According to Environment Canada, 29 centimetres of snow fell on the greater Montreal area between Sunday afternoon and Monday morning.
Sunday's snowfall broke the record by a hair — on Feb. 12,1998 Montreal was buried under 19.8 centimetres of snow, compared with the 20 centimetres that fell on the city before Monday morning.
Tales from the great dusting
Pearl Layne misplaced her shovel. With her three children late for school Monday morning, she decided to dig out her car with a dustpan.
"I wasn't prepared for this," she said, laughing.
Nichelle Skeet spent about an hour shovelling her sidewalk and clearing her car on Beaconsfield Avenue in Notre-Dame-de-Grâce this morning.
"It's a lot of work.

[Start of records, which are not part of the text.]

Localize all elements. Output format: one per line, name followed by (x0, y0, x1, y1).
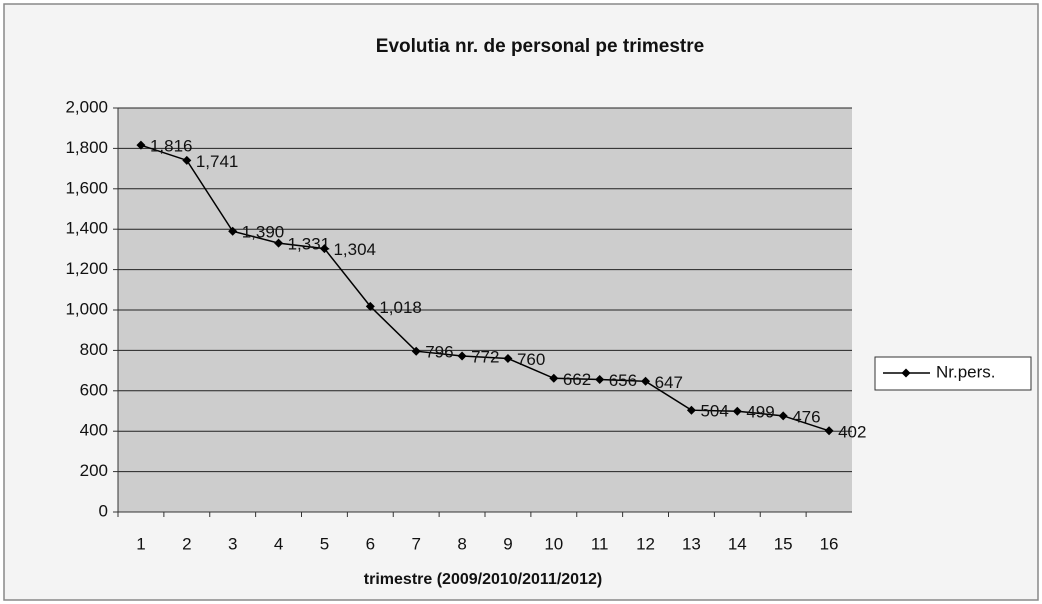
data-point (549, 373, 559, 383)
data-point (182, 155, 192, 165)
chart-title: Evolutia nr. de personal pe trimestre (376, 36, 704, 57)
data-point (641, 376, 651, 386)
data-label: 1,304 (333, 240, 376, 259)
data-label: 476 (792, 407, 820, 426)
y-tick-label: 200 (80, 461, 108, 480)
data-point (136, 140, 146, 150)
x-tick-label: 3 (228, 534, 237, 553)
data-label: 796 (425, 343, 453, 362)
data-point (411, 346, 421, 356)
x-tick-label: 7 (411, 534, 420, 553)
legend-marker (901, 368, 911, 378)
data-point (732, 406, 742, 416)
data-point (274, 238, 284, 248)
y-tick-label: 1,800 (65, 138, 108, 157)
data-point (365, 301, 375, 311)
data-label: 772 (471, 348, 499, 367)
x-tick-label: 1 (136, 534, 145, 553)
x-tick-label: 12 (636, 534, 655, 553)
y-tick-label: 1,000 (65, 299, 108, 318)
data-label: 1,018 (379, 298, 422, 317)
x-tick-label: 2 (182, 534, 191, 553)
x-tick-label: 8 (457, 534, 466, 553)
x-tick-label: 16 (820, 534, 839, 553)
y-tick-label: 1,200 (65, 259, 108, 278)
data-point (228, 226, 238, 236)
x-tick-label: 11 (591, 534, 609, 553)
y-tick-label: 400 (80, 421, 108, 440)
data-point (824, 426, 834, 436)
x-tick-label: 6 (366, 534, 375, 553)
series-line (140, 144, 830, 432)
y-tick-label: 1,400 (65, 219, 108, 238)
data-label: 647 (655, 373, 683, 392)
legend: Nr.pers. (874, 356, 1032, 391)
data-point (778, 411, 788, 421)
x-tick-label: 14 (728, 534, 747, 553)
data-point (686, 405, 696, 415)
x-tick-label: 13 (682, 534, 701, 553)
y-tick-label: 600 (80, 380, 108, 399)
x-tick-label: 9 (503, 534, 512, 553)
legend-label: Nr.pers. (936, 362, 996, 381)
data-label: 402 (838, 422, 866, 441)
data-label: 1,390 (242, 223, 285, 242)
x-tick-label: 10 (544, 534, 563, 553)
y-tick-label: 800 (80, 340, 108, 359)
y-tick-label: 1,600 (65, 178, 108, 197)
data-point (595, 374, 605, 384)
y-tick-label: 2,000 (65, 97, 108, 116)
data-point (319, 244, 329, 254)
data-label: 662 (563, 370, 591, 389)
y-tick-label: 0 (99, 501, 108, 520)
data-label: 1,741 (196, 152, 239, 171)
data-label: 760 (517, 350, 545, 369)
data-point (457, 351, 467, 361)
data-point (503, 353, 513, 363)
data-label: 1,816 (150, 137, 193, 156)
data-label: 504 (700, 402, 728, 421)
x-tick-label: 5 (320, 534, 329, 553)
x-tick-label: 15 (774, 534, 793, 553)
data-label: 499 (746, 403, 774, 422)
data-label: 1,331 (288, 235, 331, 254)
data-label: 656 (609, 371, 637, 390)
x-axis-title: trimestre (2009/2010/2011/2012) (364, 571, 602, 588)
x-tick-label: 4 (274, 534, 283, 553)
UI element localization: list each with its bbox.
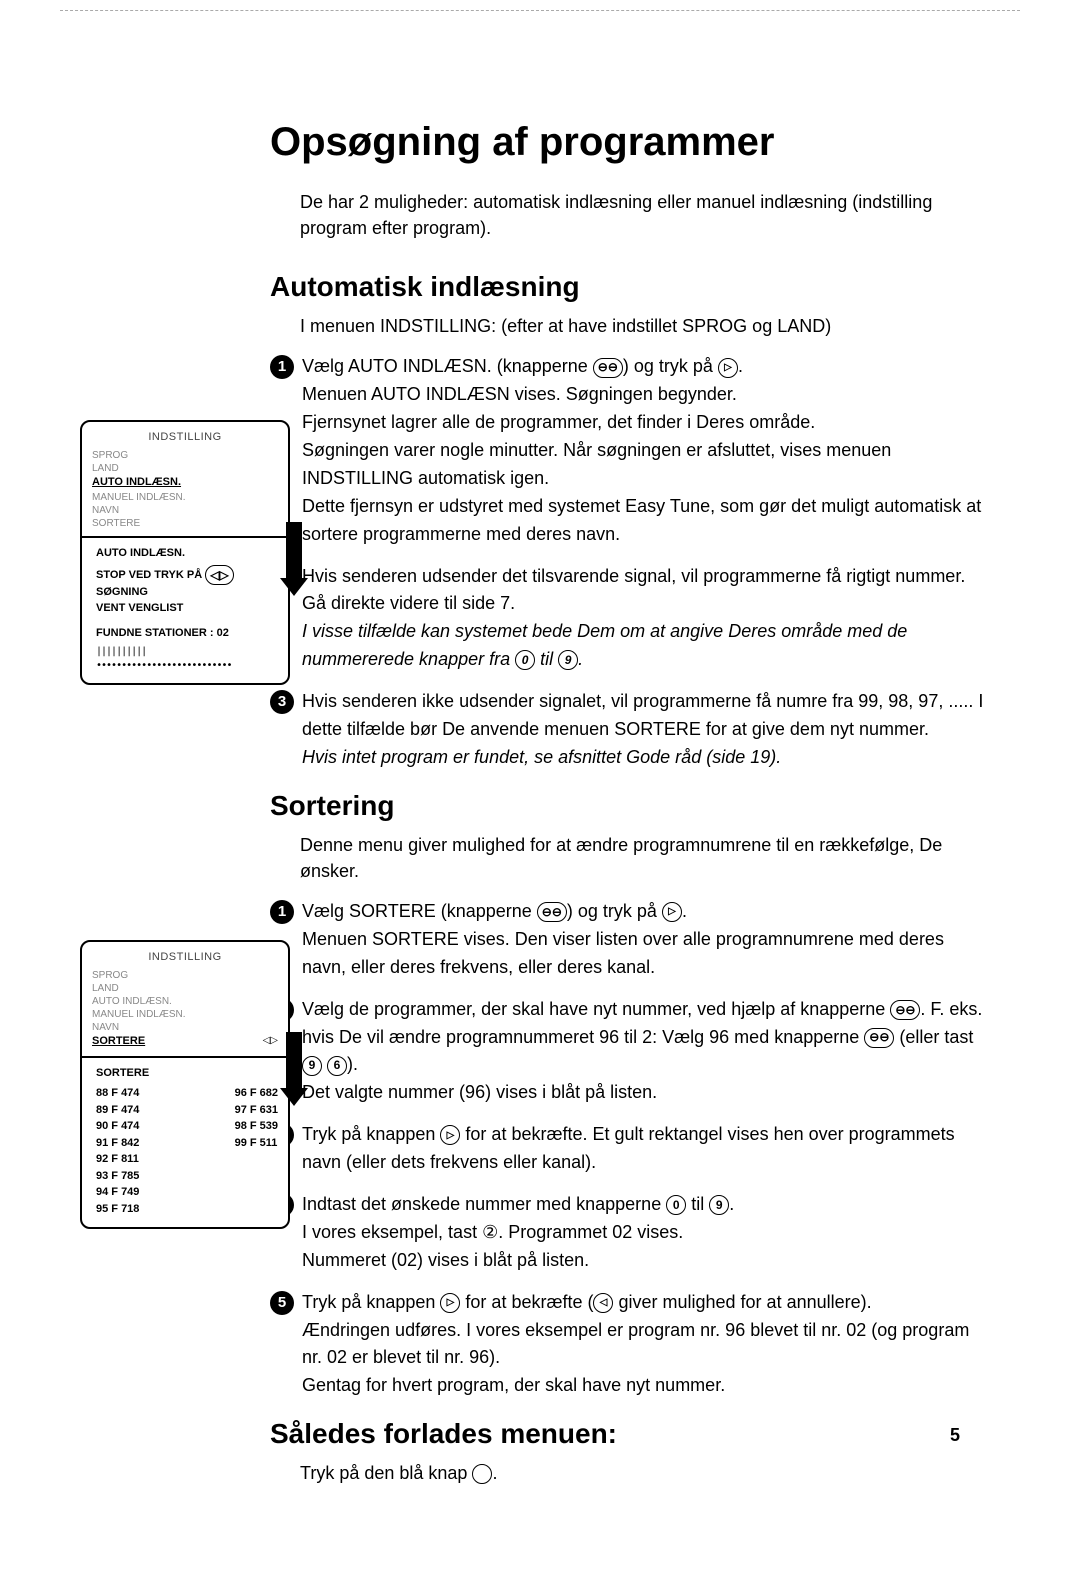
- sidebar1-faded-bottom: MANUEL INDLÆSN. NAVN SORTERE: [92, 491, 278, 530]
- auto-step-3: 3 Hvis senderen ikke udsender signalet, …: [270, 688, 990, 772]
- auto-step-2: 2 Hvis senderen udsender det tilsvarende…: [270, 563, 990, 675]
- table-row: 97 F 631: [235, 1102, 278, 1119]
- table-row: 92 F 811: [96, 1151, 139, 1168]
- sort-step-2-text: Det valgte nummer (96) vises i blåt på l…: [302, 1079, 990, 1107]
- num9-icon: 9: [709, 1195, 729, 1215]
- auto-step-2-italic: I visse tilfælde kan systemet bede Dem o…: [302, 618, 990, 674]
- sidebar2-sub-hdr: SORTERE: [96, 1066, 278, 1081]
- sidebar2-title: INDSTILLING: [92, 950, 278, 965]
- sidebar1-line3: VENT VENGLIST: [96, 601, 278, 616]
- auto-step-1-text: Menuen AUTO INDLÆSN vises. Søgningen beg…: [302, 381, 990, 548]
- sort-step-2-body: Vælg de programmer, der skal have nyt nu…: [302, 996, 990, 1108]
- sidebar2-highlight-row: SORTERE ◁▷: [92, 1034, 278, 1049]
- page-number: 5: [950, 1425, 960, 1446]
- sidebar2-col2: 96 F 682 97 F 631 98 F 539 99 F 511: [235, 1085, 278, 1217]
- sidebar1-highlight: AUTO INDLÆSN.: [92, 475, 278, 490]
- num9-icon: 9: [558, 650, 578, 670]
- num0-icon: 0: [515, 650, 535, 670]
- sidebar2-col1: 88 F 474 89 F 474 90 F 474 91 F 842 92 F…: [96, 1085, 139, 1217]
- num9-icon: 9: [302, 1056, 322, 1076]
- table-row: 89 F 474: [96, 1102, 139, 1119]
- sort-step-4-text: I vores eksempel, tast ②. Programmet 02 …: [302, 1219, 734, 1275]
- bullet-1-icon: 1: [270, 355, 294, 379]
- play-icon: [718, 358, 738, 378]
- back-icon: [593, 1293, 613, 1313]
- main-column: Opsøgning af programmer De har 2 mulighe…: [270, 120, 990, 1486]
- sort-step-5-body: Tryk på knappen for at bekræfte ( giver …: [302, 1289, 990, 1401]
- bullet-3-icon: 3: [270, 690, 294, 714]
- table-row: 96 F 682: [235, 1085, 278, 1102]
- heading-sort: Sortering: [270, 790, 990, 822]
- play-icon: [440, 1125, 460, 1145]
- sidebar2-arrow-icon: [286, 1032, 302, 1092]
- auto-step-1-body: Vælg AUTO INDLÆSN. (knapperne ⊖⊖) og try…: [302, 353, 990, 548]
- sort-step-1: 1 Vælg SORTERE (knapperne ⊖⊖) og tryk på…: [270, 898, 990, 982]
- auto-step-3-italic: Hvis intet program er fundet, se afsnitt…: [302, 744, 990, 772]
- sidebar1-title: INDSTILLING: [92, 430, 278, 445]
- sidebar1-progress: ||||||||||•••••••••••••••••••••••••••: [96, 645, 278, 673]
- table-row: 99 F 511: [235, 1135, 278, 1152]
- sidebar-sortere: INDSTILLING SPROG LAND AUTO INDLÆSN. MAN…: [80, 940, 290, 1229]
- bullet-1-icon: 1: [270, 900, 294, 924]
- sort-step-5-text: Ændringen udføres. I vores eksempel er p…: [302, 1317, 990, 1401]
- sidebar1-submenu: AUTO INDLÆSN. STOP VED TRYK PÅ ◁▷ SØGNIN…: [82, 536, 288, 684]
- table-row: 95 F 718: [96, 1201, 139, 1218]
- auto-step-2-body: Hvis senderen udsender det tilsvarende s…: [302, 563, 990, 675]
- sort-step-4: 4 Indtast det ønskede nummer med knapper…: [270, 1191, 990, 1275]
- table-row: 98 F 539: [235, 1118, 278, 1135]
- sort-step-5: 5 Tryk på knappen for at bekræfte ( give…: [270, 1289, 990, 1401]
- num0-icon: 0: [666, 1195, 686, 1215]
- table-row: 90 F 474: [96, 1118, 139, 1135]
- play-icon: [440, 1293, 460, 1313]
- updown-icon: ⊖⊖: [864, 1028, 894, 1048]
- sidebar2-table: 88 F 474 89 F 474 90 F 474 91 F 842 92 F…: [96, 1085, 278, 1217]
- sort-step-1-text: Menuen SORTERE vises. Den viser listen o…: [302, 926, 990, 982]
- table-row: 94 F 749: [96, 1184, 139, 1201]
- sidebar-auto-indlaesn: INDSTILLING SPROG LAND AUTO INDLÆSN. MAN…: [80, 420, 290, 685]
- sort-step-1-body: Vælg SORTERE (knapperne ⊖⊖) og tryk på .…: [302, 898, 990, 982]
- auto-lead: I menuen INDSTILLING: (efter at have ind…: [300, 313, 990, 339]
- updown-icon: ⊖⊖: [890, 1000, 920, 1020]
- bullet-5-icon: 5: [270, 1291, 294, 1315]
- sidebar1-sub-hdr: AUTO INDLÆSN.: [96, 546, 278, 561]
- table-row: 91 F 842: [96, 1135, 139, 1152]
- updown-icon: ⊖⊖: [537, 902, 567, 922]
- table-row: 93 F 785: [96, 1168, 139, 1185]
- sidebar1-found: FUNDNE STATIONER : 02: [96, 626, 278, 641]
- sort-step-4-body: Indtast det ønskede nummer med knapperne…: [302, 1191, 734, 1275]
- num6-icon: 6: [327, 1056, 347, 1076]
- heading-exit: Således forlades menuen:: [270, 1418, 990, 1450]
- sidebar1-line1: STOP VED TRYK PÅ ◁▷: [96, 565, 278, 585]
- sort-step-3: 3 Tryk på knappen for at bekræfte. Et gu…: [270, 1121, 990, 1177]
- page-title: Opsøgning af programmer: [270, 120, 990, 165]
- sort-step-2: 2 Vælg de programmer, der skal have nyt …: [270, 996, 990, 1108]
- stop-buttons-icon: ◁▷: [205, 565, 233, 585]
- blue-button-icon: [472, 1464, 492, 1484]
- sidebar2-faded: SPROG LAND AUTO INDLÆSN. MANUEL INDLÆSN.…: [92, 969, 278, 1034]
- exit-text: Tryk på den blå knap .: [300, 1460, 990, 1486]
- auto-step-3-body: Hvis senderen ikke udsender signalet, vi…: [302, 688, 990, 772]
- sidebar1-arrow-icon: [286, 522, 302, 582]
- sort-lead: Denne menu giver mulighed for at ændre p…: [300, 832, 990, 884]
- sidebar1-line2: SØGNING: [96, 585, 278, 600]
- top-rule: [60, 10, 1020, 11]
- intro-text: De har 2 muligheder: automatisk indlæsni…: [300, 189, 990, 241]
- table-row: 88 F 474: [96, 1085, 139, 1102]
- sidebar2-nav-icon: ◁▷: [263, 1034, 278, 1048]
- play-icon: [662, 902, 682, 922]
- sidebar1-faded-top: SPROG LAND: [92, 449, 278, 475]
- sidebar2-submenu: SORTERE 88 F 474 89 F 474 90 F 474 91 F …: [82, 1056, 288, 1227]
- heading-auto: Automatisk indlæsning: [270, 271, 990, 303]
- page: INDSTILLING SPROG LAND AUTO INDLÆSN. MAN…: [60, 120, 1020, 1486]
- sort-step-3-body: Tryk på knappen for at bekræfte. Et gult…: [302, 1121, 990, 1177]
- updown-icon: ⊖⊖: [593, 358, 623, 378]
- auto-step-1: 1 Vælg AUTO INDLÆSN. (knapperne ⊖⊖) og t…: [270, 353, 990, 548]
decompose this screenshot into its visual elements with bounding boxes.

I get to skip the gym today because I worked so hard," she said.
Jacques-Alain Lavallée, in charge of snow removal for the city, says workers were prepared.
Plows and other machines were sent out as soon as 2.5 centimetres of snow had fallen, he said.
It takes about four days to remove 20 centimetres of snow, he said, but we're expecting about 10 more centimetres Wednesday.
Snow removal caused gas leaks
Gaz Métro has confirmed snow removal operations led to three gas leaks on the island overnight.
All three, on Ottawa Street in Griffintown, on Rivard Street on the Plateau and on Savoie Street in Pierrefonds, were capped by about 8:30 a.m.
Spokesperson Noémie Prégent-Charlebois says heavy snow makes it difficult for snow removal vehicles to avoid outdoor natural gas outlets, and that people should try to clear them from snow and ice at all times.
The flights most affected at Trudeau airport are departures to and arrivals from Atlantic Canada, where the same system has brought blizzard conditions shutting down entire cities.
The Magdalen Islands will see about 15 centimetres of snow starting this afternoon.